Rules of thumb for divisibility

Given a number presented in decimal form $n=\sum_{k=0} d_k10^k$ there are some nice thumb rules to decide whether it is divisible with a prime number $p\in\{7,11,13,17,19,23,29\}$.

For each of this numbers there is a number $a_p$ such that $p|n\iff p|(a_p\cdot d_0+\sum_{k=0} d_{k+1}10^k)$.

$a_7=-2,\;a_{11}=-1,\;a_{13}=4,\;a_{17}=-5,\;a_{19}=2,\;a_{23}=7,\;a_{29}=3$

E.g. $\;19\cdot 17=323$ and $32+2\cdot 3=38=2\cdot 19$ and $32-5\cdot 3=17$.

Is there a number $a_{31}$ that works the same way?
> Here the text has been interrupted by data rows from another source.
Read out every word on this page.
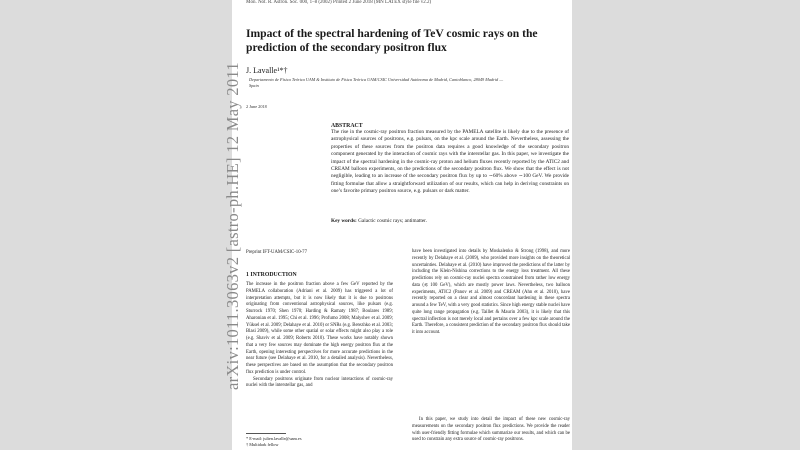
Mon. Not. R. Astron. Soc. 000, 1–8 (2002) Printed 2 June 2018 (MN LATEX style file v2.2)
arXiv:1011.3063v2 [astro-ph.HE] 12 May 2011
Impact of the spectral hardening of TeV cosmic rays on the prediction of the secondary positron flux
J. Lavalle¹*†
Departamento de Física Teórica UAM & Instituto de Física Teórica UAM/CSIC Universidad Autónoma de Madrid, Cantoblanco, 28049 Madrid — Spain
2 June 2018
ABSTRACT
The rise in the cosmic-ray positron fraction measured by the PAMELA satellite is likely due to the presence of astrophysical sources of positrons, e.g. pulsars, on the kpc scale around the Earth. Nevertheless, assessing the properties of these sources from the positron data requires a good knowledge of the secondary positron component generated by the interaction of cosmic rays with the interstellar gas. In this paper, we investigate the impact of the spectral hardening in the cosmic-ray proton and helium fluxes recently reported by the ATIC2 and CREAM balloon experiments, on the predictions of the secondary positron flux. We show that the effect is not negligible, leading to an increase of the secondary positron flux by up to ∼60% above ∼100 GeV. We provide fitting formulae that allow a straightforward utilization of our results, which can help in deriving constraints on one’s favorite primary positron source, e.g. pulsars or dark matter.
Key words: Galactic cosmic rays; antimatter.
Preprint IFT-UAM/CSIC-10-77
1 INTRODUCTION

The increase in the positron fraction above a few GeV reported by the PAMELA collaboration (Adriani et al. 2009) has triggered a lot of interpretation attempts, but it is now likely that it is due to positrons originating from conventional astrophysical sources, like pulsars (e.g. Sturrock 1970; Shen 1970; Harding & Ramaty 1987; Boulares 1989; Aharonian et al. 1995; Chi et al. 1996; Profumo 2008; Malyshev et al. 2009; Yüksel et al. 2009; Delahaye et al. 2010) or SNRs (e.g. Berezhko et al. 2003; Blasi 2009), while some other spatial or solar effects might also play a role (e.g. Shaviv et al. 2009; Roberts 2010). These works have notably shown that a very few sources may dominate the high energy positron flux at the Earth, opening interesting perspectives for more accurate predictions in the near future (see Delahaye et al. 2010, for a detailed analysis). Nevertheless, these perspectives are based on the assumption that the secondary positron flux prediction is under control.

Secondary positrons originate from nuclear interactions of cosmic-ray nuclei with the interstellar gas, and

have been investigated into details by Moskalenko & Strong (1998), and more recently by Delahaye et al. (2009), who provided more insights on the theoretical uncertainties. Delahaye et al. (2010) have improved the predictions of the latter by including the Klein-Nishina corrections to the energy loss treatment. All these predictions rely on cosmic-ray nuclei spectra constrained from rather low energy data (≲ 100 GeV), which are mostly power laws. Nevertheless, two balloon experiments, ATIC2 (Panov et al. 2009) and CREAM (Ahn et al. 2010), have recently reported on a clear and almost concordant hardening in these spectra around a few TeV, with a very good statistics. Since high energy stable nuclei have quite long range propagation (e.g. Taillet & Maurin 2003), it is likely that this spectral inflection is not merely local and pertains over a few kpc scale around the Earth. Therefore, a consistent prediction of the secondary positron flux should take it into account.

In this paper, we study into detail the impact of these new cosmic-ray measurements on the secondary positron flux predictions. We provide the reader with user-friendly fitting formulae which summarize our results, and which can be used to constrain any extra source of cosmic-ray positrons.

* E-mail: julien.lavalle@uam.es
† Multidark fellow
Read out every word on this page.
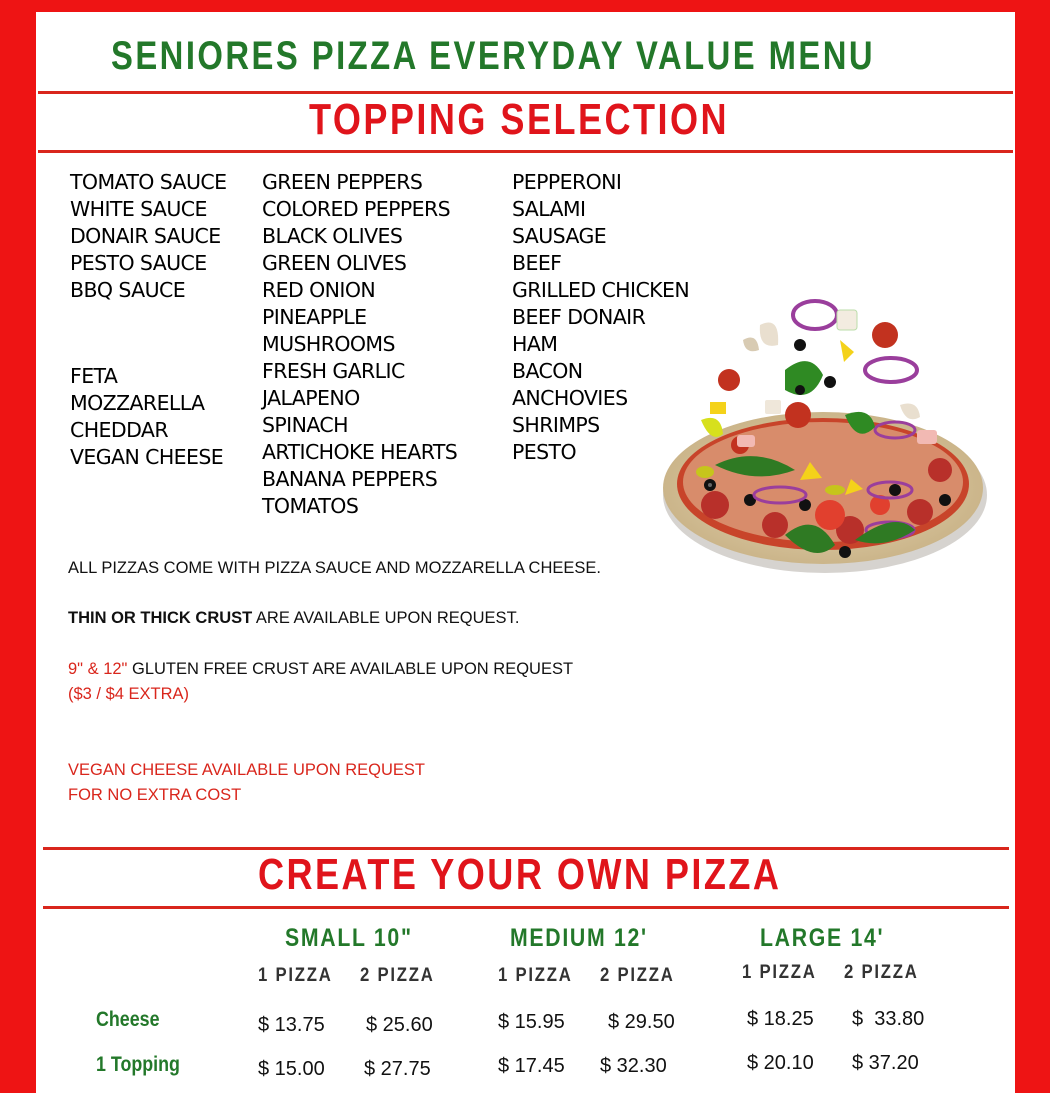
SENIORES PIZZA EVERYDAY VALUE MENU
TOPPING SELECTION
TOMATO SAUCE
WHITE SAUCE
DONAIR SAUCE
PESTO SAUCE
BBQ SAUCE
FETA
MOZZARELLA
CHEDDAR
VEGAN CHEESE
GREEN PEPPERS
COLORED PEPPERS
BLACK OLIVES
GREEN OLIVES
RED ONION
PINEAPPLE
MUSHROOMS
FRESH GARLIC
JALAPENO
SPINACH
ARTICHOKE HEARTS
BANANA PEPPERS
TOMATOS
PEPPERONI
SALAMI
SAUSAGE
BEEF
GRILLED CHICKEN
BEEF DONAIR
HAM
BACON
ANCHOVIES
SHRIMPS
PESTO
ALL PIZZAS COME WITH PIZZA SAUCE AND MOZZARELLA CHEESE.
THIN OR THICK CRUST ARE AVAILABLE UPON REQUEST.
9" & 12" GLUTEN FREE CRUST ARE AVAILABLE UPON REQUEST
($3 / $4 EXTRA)
VEGAN CHEESE AVAILABLE UPON REQUEST
FOR NO EXTRA COST
CREATE YOUR OWN PIZZA
SMALL 10"	MEDIUM 12'	LARGE 14'
1 PIZZA 2 PIZZA	1 PIZZA 2 PIZZA	1 PIZZA 2 PIZZA
Cheese	$ 13.75 $ 25.60	$ 15.95 $ 29.50	$ 18.25 $  33.80
1 Topping	$ 15.00 $ 27.75	$ 17.45 $ 32.30	$ 20.10 $ 37.20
Or $a_p,\;p\ge37$?

Solution 1:

Yes, there is. For all primes $p$ other than $2$ and $5$ the rule $a_p=1/10$ works. The arithmetic is to be done in $\Bbb{Z}_p$ (or, modulo $p$):

• With $p=7$ we have $10=3$, so $a_7=1/10=1/3=-2$.
• With $p=11$ we have $10=-1$, so $a_{11}=1/(-1)=-1$.
• With $p=31$ we have $10\cdot(-3)=-30=1$, so $a_{31}=1/10=-3$.

The reason is that when $10a_p\equiv1\pmod p$ we have $$ n=\sum_{k\ge0}d_k10^k\equiv 10\left(d_0a_p+\sum_{k>0} d_k10^{k-1}\right)\pmod p. $$ Therefore $n$ is divisible by $p$ if and only if $10(d_0a_p+\sum_{k>0}d_k10^{k-1})$ is. Because $\gcd(10,p)=1$ cancelling that factor $10$ won't change divisibility by $p$, and we get that $n$ is divisible by $p$ if and only if the number $$ a_pd_0+\sum_{k>0}d_k10^{k-1}=a_pd_0+\lfloor\frac n{10}\rfloor $$ is divisible by $p$.